Ilmuwan: Patah Hati Berisiko Kematian
- Pixabay
VIVA.co.id - Para ilmuwan dari Australia menyatakan, patah hati bisa berisiko pada kematian. Ilmuwan mengatakan kondisi saat seorang patah hati menunjukkan gejala yang hampir sama dengan serangan jantung.
Seperti dilansir International Business Times, Rabu 30 Desember 2015, ilmuwan mengatakan, berdasarkan hasil riset mereka, Takotsubo cardiomyopathy (TTC) atau dikenal dengan sidrom patah hati mempengaruhi kemampuan jantung untuk memompa darah dan berpotensi menyebabkan kematian.
Pada 20 tahun yang lalu, TTC pertama kali dikenali oleh peneliti dari Jepang. TTC dikaitkan dengan stres psikologis. Kemudian TTC dan serangan jantung dianggap memiliki gejala yang sama, hanya saja penyebabnya berbeda.
Orang yang mengalami serangan jantung cenderung kepada penyumbatan pada salah satu arteri koroner, sementara mekanisme pasti pada TTC ini tidak sepenuhnya jelas.
“TTC dikaitkan dengan pola kontraksi abnormal dari ventrikel kiri, ruang pompa utama jantung, tetapi tidak disebabkan oleh arteri koroner yang tersumbat," kata salah satu peneliti, Angela Kucia.
"Kondisi ini sedang banyak diteliti secara internasional, tetapi secara umum diterima oleh masyarakat ilmiah yang menekankan hormon, seperti adrenalin, sebagian penyebabnya,” tambah dosen keperawatan senior University of South Australia itu.

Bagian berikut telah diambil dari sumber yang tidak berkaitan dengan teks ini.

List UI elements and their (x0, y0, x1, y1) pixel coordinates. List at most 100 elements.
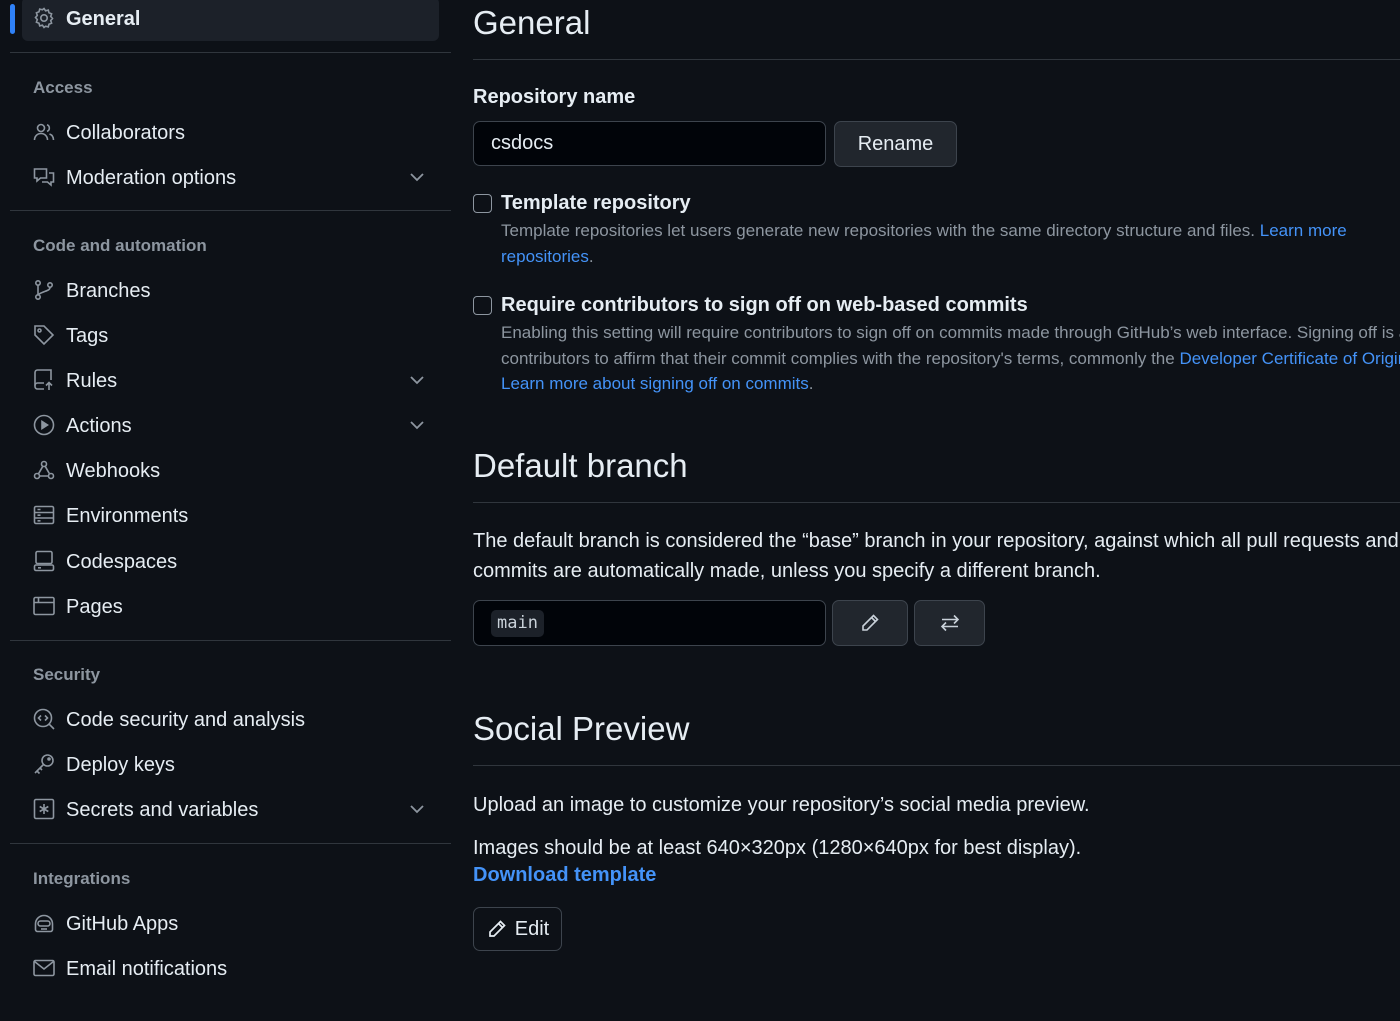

Kucia mencontohkan, beberapa stress psikologis umum yang kemungkinan bisa menyebabkan patah hati seperti peristiwa kematian pasangan atau anggota penting keluarga, argumen keluarga, masalah di tempat kerja, penyakit jiwa dan kegiatan sosial atau lingkungan traumatis seperti perang, gempa bumi dan banjir.
Selain itu, TTC juga bisa dikarenakan stres fisik seperti penyakit medis akut atau trauma, stroke, epilepsi, tekanan panas, kanker dan melahirkan.
“TTC dapat menyebabkan kematian, tapi ini relatif jarang dan sering dikaitkan dengan penyakit medis yang bersamaan. TTC bisa diperlakukan sama seperti serangan jantung, dan membutuhkan obat untuk kembali pulih,” tutur Kucia.
Obat yang bisa membantu mengobati sindrom patah hati, yaitu enzim (ACE) inhibitor angiotensin-converting, yang dapat merelaksasi pembuluh darah dan obat itu bisa mengontrol irama jantung dan menurunkan tekanan darah tinggi. Namun, tidak jelas obat manakah yang dapat memberikan efek yang lebih positif dan lama waktu obat tersebut bisa dikonsumsi.
Menurut sebuah penelitian yang diterbitkan dalam Journal Circulation, wanita menopause lebih mungkin untuk mengalami TTC. Karena wanita masuk dalam 90 persen dari kasus yang dilaporkan di usia antara 65 dan 70 tahun.